“There’s a bold boast.” I could not help but smile, for besides being an amusing flirt, he was very well built, clearly a young man who knew how to use his body.
His friends glanced toward the table where Vai was drinking and talking with friends. By not a flicker of his gaze did Vai show interest in my doings. Yet Kofi, sitting beside Vai with arms crossed, looked at me with a frown that made me feel queasy, as if he thought I was deliberately making a scene. What had I ever done to Kofi? I wasn’t obliged to never even smile at another man just because Vai had found me on the jetty. Everything tonight was making my belly ache.
“I’ll bring yee back a round,” I said quickly to the table, gathering the cups and taking them to the two women who washed up. Then I kept going to the washhouse because something was going on to upset my stomach. Just inside, I leaned against the wall, stricken by cramping and a sudden feeling I ought to at least respect Vai’s kindness by not flirting with other men until after Hallows’ Night, when I would be free, and Bee would be safe or she would be dead.
Even at this distance I could still hear them talking, more belligerently now, louder, fueled by too much drink and too much male posturing.
I recognized crude man’s voice. “If the gal don’ want him, why shall she not be free to go with another man? Everyone know that maku never went walking out with other gals. Like he figure Expedition gals not fine enough for the likes of him. Me, I reckon he got nothing in his rifle to shoot.”
“No need for this talk,” said my nice admirer. “Let’s just have another drink.”
“Yee reckon I fear him?” Crude man raised his voice another notch. “He got a smart mouth and a pretty face and fancy clothes on festival nights, and what else? For he surely don’ got that gal in he bed! Maku! Ja, maku! Yee reckon yee scare me?”
“I reckon either you’re very drunk,” said Vai, “or you’re an ass, or likely both, if this is your best attempt to start a fight. Let’s go, lads. I’m of a mind to drink elsewhere tonight.”

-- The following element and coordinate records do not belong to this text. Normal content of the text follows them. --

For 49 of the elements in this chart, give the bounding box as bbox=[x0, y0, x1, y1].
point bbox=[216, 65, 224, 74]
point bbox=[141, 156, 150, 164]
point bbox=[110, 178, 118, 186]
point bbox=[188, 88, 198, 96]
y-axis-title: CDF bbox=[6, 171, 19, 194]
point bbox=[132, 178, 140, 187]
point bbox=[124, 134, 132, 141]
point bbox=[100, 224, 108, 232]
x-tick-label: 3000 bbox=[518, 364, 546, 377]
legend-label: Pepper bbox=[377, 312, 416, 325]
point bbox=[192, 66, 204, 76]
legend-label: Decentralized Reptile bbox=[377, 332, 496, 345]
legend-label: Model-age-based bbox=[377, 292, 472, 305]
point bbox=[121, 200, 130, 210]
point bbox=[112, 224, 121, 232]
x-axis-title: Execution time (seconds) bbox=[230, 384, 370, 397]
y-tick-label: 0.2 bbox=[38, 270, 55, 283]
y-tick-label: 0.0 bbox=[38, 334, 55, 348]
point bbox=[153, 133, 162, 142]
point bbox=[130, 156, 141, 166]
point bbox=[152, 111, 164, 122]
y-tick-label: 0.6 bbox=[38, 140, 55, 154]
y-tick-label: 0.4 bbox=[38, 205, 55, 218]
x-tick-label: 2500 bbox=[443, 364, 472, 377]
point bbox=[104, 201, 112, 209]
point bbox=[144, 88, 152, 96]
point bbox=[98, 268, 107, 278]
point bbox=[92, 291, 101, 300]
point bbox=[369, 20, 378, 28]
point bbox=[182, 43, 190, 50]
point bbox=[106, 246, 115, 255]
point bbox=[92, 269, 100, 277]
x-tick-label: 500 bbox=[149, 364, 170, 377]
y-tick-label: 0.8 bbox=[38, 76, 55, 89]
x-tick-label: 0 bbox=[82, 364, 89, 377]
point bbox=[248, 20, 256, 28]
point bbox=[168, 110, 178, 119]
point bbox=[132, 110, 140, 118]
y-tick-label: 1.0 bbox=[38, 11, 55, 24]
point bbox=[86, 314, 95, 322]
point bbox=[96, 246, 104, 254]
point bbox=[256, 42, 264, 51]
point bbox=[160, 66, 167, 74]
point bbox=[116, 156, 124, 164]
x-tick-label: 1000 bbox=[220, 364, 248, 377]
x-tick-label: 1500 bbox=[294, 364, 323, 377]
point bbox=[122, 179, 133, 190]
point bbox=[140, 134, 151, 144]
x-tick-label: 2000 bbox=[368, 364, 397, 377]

Was he? I peered out past the washhouse curtain just in time to see Vai, Kofi, and the lads rising from their table. But the moment Vai took a step toward the gate, the crude fellow deliberately placed himself in his path. He topped Vai by half a head, and he was considerably bulkier, with meaty hands and a sneering face.
“Best if yee run, maku,” he said. “I shall just give yee a pat on the ass as yee go.”
The air changed, charged with a spike of cold that made everyone in the courtyard shiver and look around in surprise.